On one site i read one Trainer stating that a period of "weaning" a submissive off of them is required in most cases, but in doing that they also keep in touch off and on and never leave the submissive that was just trained feeling alone or  abandoned. Others i've heard help the submissive in the search for a Dominant that would work well with them.

With all that said, it's hard to say there isn't any emotion... the act of dominating someone takes emotion... again imo that is...

just my 2 cents

~ brattie ~




KnightofMists -> RE: Domination does not need emotion attached to be domination right? (2/10/2007 7:22:46 AM)

quote:

ORIGINAL: SirDiscipliner69

quote:

ORIGINAL: TypeAsub1

I NEED emotional attachment to submit.  Therefore you can not dominate me without emotional attachment.  It depends on the people involved. 


I would say if you gave consent you would be dominated.

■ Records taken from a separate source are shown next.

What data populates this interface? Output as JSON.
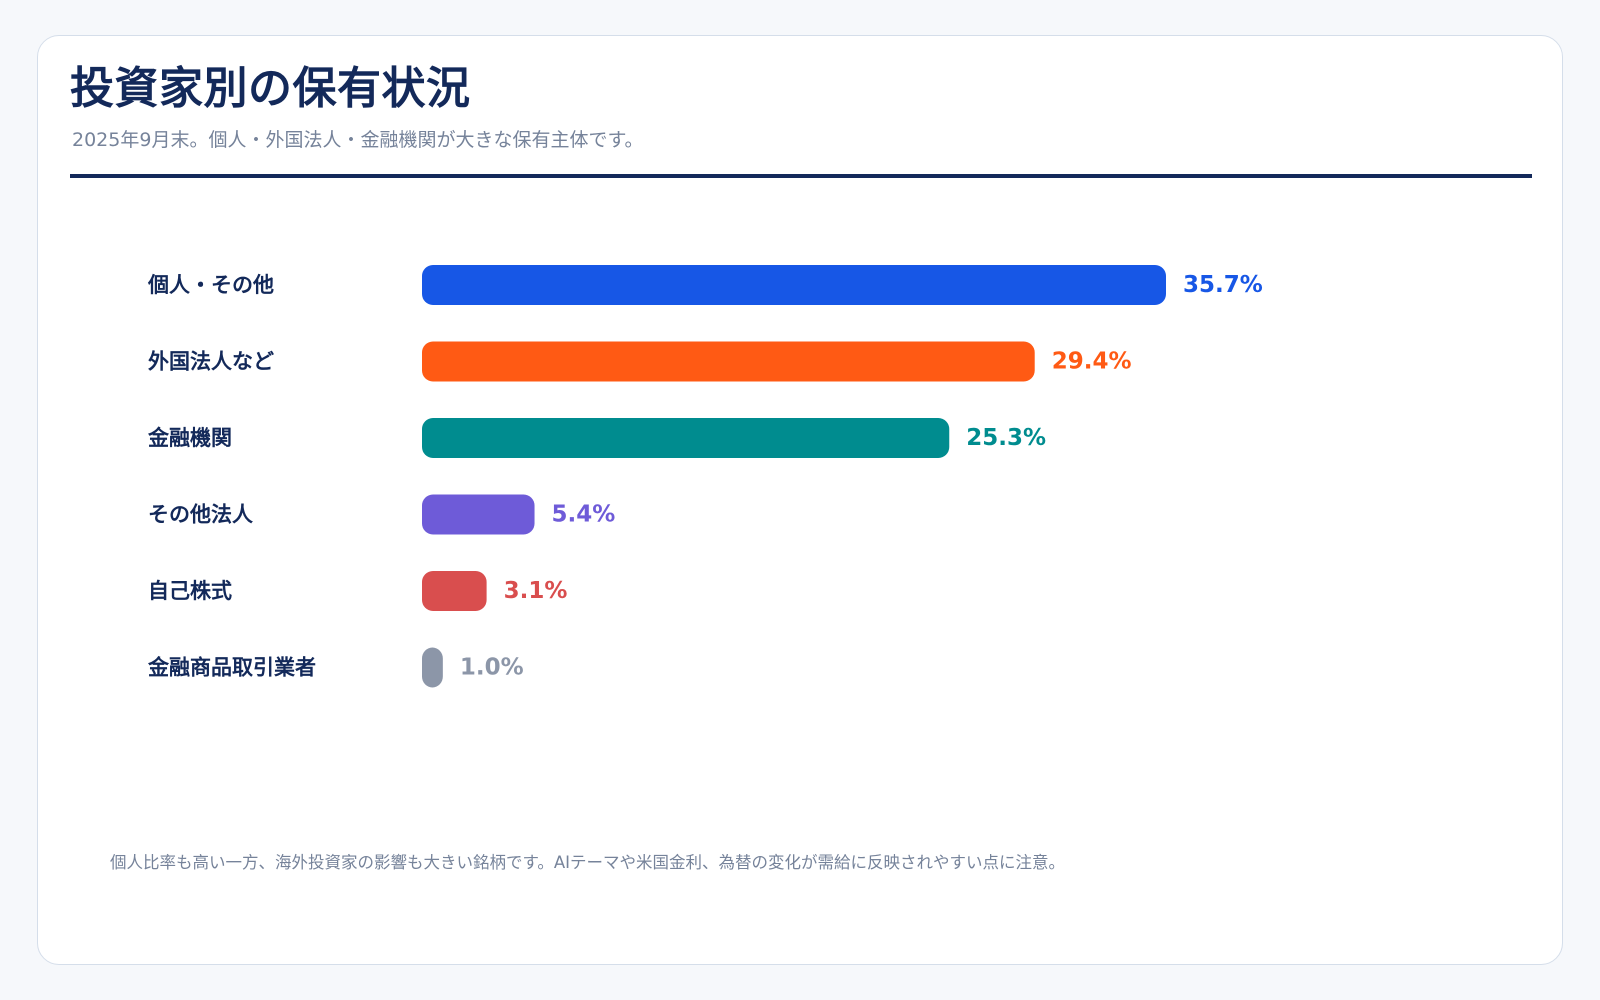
{
  "header": {
    "title": "投資家別の保有状況",
    "subtitle": "2025年9月末。個人・外国法人・金融機関が大きな保有主体です。"
  },
  "footnote": "個人比率も高い一方、海外投資家の影響も大きい銘柄です。AIテーマや米国金利、為替の変化が需給に反映されやすい点に注意。",
  "chart_data": {
    "type": "bar",
    "orientation": "horizontal",
    "title": "投資家別の保有状況",
    "unit": "%",
    "xlim": [
      0,
      35.7
    ],
    "grid": false,
    "legend": "none",
    "categories": [
      "個人・その他",
      "外国法人など",
      "金融機関",
      "その他法人",
      "自己株式",
      "金融商品取引業者"
    ],
    "values": [
      35.7,
      29.4,
      25.3,
      5.4,
      3.1,
      1.0
    ],
    "value_labels": [
      "35.7%",
      "29.4%",
      "25.3%",
      "5.4%",
      "3.1%",
      "1.0%"
    ],
    "colors": [
      "#1757e6",
      "#ff5a14",
      "#008c8f",
      "#6e5bd8",
      "#d94e4e",
      "#8c96a8"
    ]
  }
}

Now if the emotional gratifcation were present or not it would not void the fact that you indeed were dominated. One might argue that emotional domiantion would be needed for mental realm satifaction.



considering.. she is stating... she NEEDS Emotional Attachment to give Consent....... then Emotional Gratificaiton is going to need to be Present for her to consent to being Dominanted......  Without Emotional Gratification.. there is no Dominantion going to occur in Her situation.

One might argue.. that you don't really pay attention to what is being said... only trying to project your own beliefs as the one true way.




DommeChains -> RE: Domination does not need emotion attached to be domination right? (2/10/2007 11:53:17 AM)

My question in regard to this approach you tout is can domination without any emotional connection be done in a responsible manner?

I do not believe so.  Even the most fleeting of D/s interactions requires a certain level of trust and the dominant's responsibility to the submissive to abide by the terms of their negotiation.  In order to be trusted by a submissive the dominant needs to establish some degree of connection which encompasses an emotional context.  D/s inherently contains a sexual dynamic which is entwined with emotions of all types and degrees. 

Hence my contention that your stance of emotionless dominance is bullying or abuse hiding behind a mask of D/s.  Anyone can be cowed by an abuser.  A quality dominant is always responsible and aware of the need for informed, uncoerced consent from a submissive.  Consent based on a foundation of trust which requires some degree of emotional involvement.